Achieving better quality with less money
Medicare & Reimbursement Advisor Weekly, June 10, 2009
Maybe it’s the fact that access to doctors is down. Maybe it’s that the economy has hurt sales for many drugs, particularly those for chronic conditions. Or maybe it’s the heightening restrictions managed care and Medicare are putting in place as they try to figure out how to pay for all pharmaceutical therapy. Whatever it is, more and more managed markets, research, and brands are turning their attention to nontraditional segments—especially hospitals. More and more of you are trying to find opportunities for account sales teams to talk to health system leaders and understand what keeps hospitals up at night, how and when hospitals generate scripts, how quality and C-suite directors influence pharmacy decisions, and, above all, the power of the script that starts with a hospitalist and a discharge plan.

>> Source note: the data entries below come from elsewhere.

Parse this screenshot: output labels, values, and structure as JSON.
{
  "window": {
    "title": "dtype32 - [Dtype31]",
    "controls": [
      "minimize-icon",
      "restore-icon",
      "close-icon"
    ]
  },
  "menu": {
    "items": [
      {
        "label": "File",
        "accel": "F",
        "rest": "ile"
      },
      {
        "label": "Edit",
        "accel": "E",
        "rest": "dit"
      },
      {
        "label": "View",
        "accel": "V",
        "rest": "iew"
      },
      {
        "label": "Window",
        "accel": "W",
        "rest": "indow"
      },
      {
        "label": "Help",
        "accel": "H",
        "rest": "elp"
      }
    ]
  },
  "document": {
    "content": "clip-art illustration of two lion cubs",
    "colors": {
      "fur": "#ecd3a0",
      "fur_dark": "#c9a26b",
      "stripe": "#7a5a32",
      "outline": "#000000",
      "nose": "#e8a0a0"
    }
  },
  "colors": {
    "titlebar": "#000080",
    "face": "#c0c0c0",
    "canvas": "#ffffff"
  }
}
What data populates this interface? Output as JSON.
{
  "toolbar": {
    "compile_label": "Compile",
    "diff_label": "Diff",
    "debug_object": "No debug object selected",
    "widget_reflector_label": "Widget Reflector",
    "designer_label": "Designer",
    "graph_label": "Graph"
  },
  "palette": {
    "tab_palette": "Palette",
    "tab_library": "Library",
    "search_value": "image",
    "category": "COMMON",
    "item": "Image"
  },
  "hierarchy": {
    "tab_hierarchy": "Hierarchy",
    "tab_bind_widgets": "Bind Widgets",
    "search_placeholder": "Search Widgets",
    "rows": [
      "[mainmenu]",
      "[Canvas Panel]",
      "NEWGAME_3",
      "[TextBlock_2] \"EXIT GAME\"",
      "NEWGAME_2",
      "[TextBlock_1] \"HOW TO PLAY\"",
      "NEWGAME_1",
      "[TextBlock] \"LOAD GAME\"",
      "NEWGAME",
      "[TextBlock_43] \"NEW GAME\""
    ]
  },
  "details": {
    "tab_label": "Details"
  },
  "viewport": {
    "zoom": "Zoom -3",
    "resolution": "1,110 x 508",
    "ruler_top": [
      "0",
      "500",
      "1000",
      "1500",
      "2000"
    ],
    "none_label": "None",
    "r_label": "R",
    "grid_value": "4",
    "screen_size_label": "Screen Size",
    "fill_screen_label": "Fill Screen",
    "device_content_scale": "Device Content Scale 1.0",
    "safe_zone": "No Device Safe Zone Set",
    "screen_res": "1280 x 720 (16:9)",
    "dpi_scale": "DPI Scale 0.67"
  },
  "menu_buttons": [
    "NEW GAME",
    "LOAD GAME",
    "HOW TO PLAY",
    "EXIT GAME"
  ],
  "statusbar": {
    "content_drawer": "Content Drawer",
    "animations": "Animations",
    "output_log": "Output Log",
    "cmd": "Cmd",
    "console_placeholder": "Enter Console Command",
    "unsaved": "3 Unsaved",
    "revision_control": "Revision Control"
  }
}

With this in mind, here’s some insight from the HealthLeaders hospital quality department (the full article appears at http://www.healthleadersmedia.com/content/234047/topic/WS_HLM2_QUA/Making-Sense-of-How-Better-Quality-Can-Be-Achieved-with-Less-Money.html).
Eleven process measures provided at least 25 observations for a majority of hospitals in a recent Health Affairs study: aspirin at arrival and discharge and beta-blocker prescription at arrival and discharge (for AMI); assessment of left ventricular function, provision of discharge instructions, and angiotensin converter enzyme inhibitor or angiotensin receptor blocker prescription for patients with left ventricular systolic dysfunction (congestive heart failure); blood culture performed before receiving the first antibiotic in the hospital, first dose of antibiotic within four hours of admission, initial antibiotic selected appropriately, and assessment of arterial oxygenation within 24 hours of arrival (pneumonia).
The researchers constructed a measure of spending that reflected only the specific use of services to explain a large amount of hospital spending: number of hospital days, total physician visits, ICU days, and the ratio of specialist to primary care physician visits at the end of life. (This means that the influence of varying reimbursements linked to graduate medical education, Medicare disproportionate share payments, and geographical price adjustments were removed.)
What they found after all this is that by examining process of care measures, hospitals that provide more intensive and costly care do not necessarily provide better quality care, as measured by the percentage of patients who are given evidence-based treatments.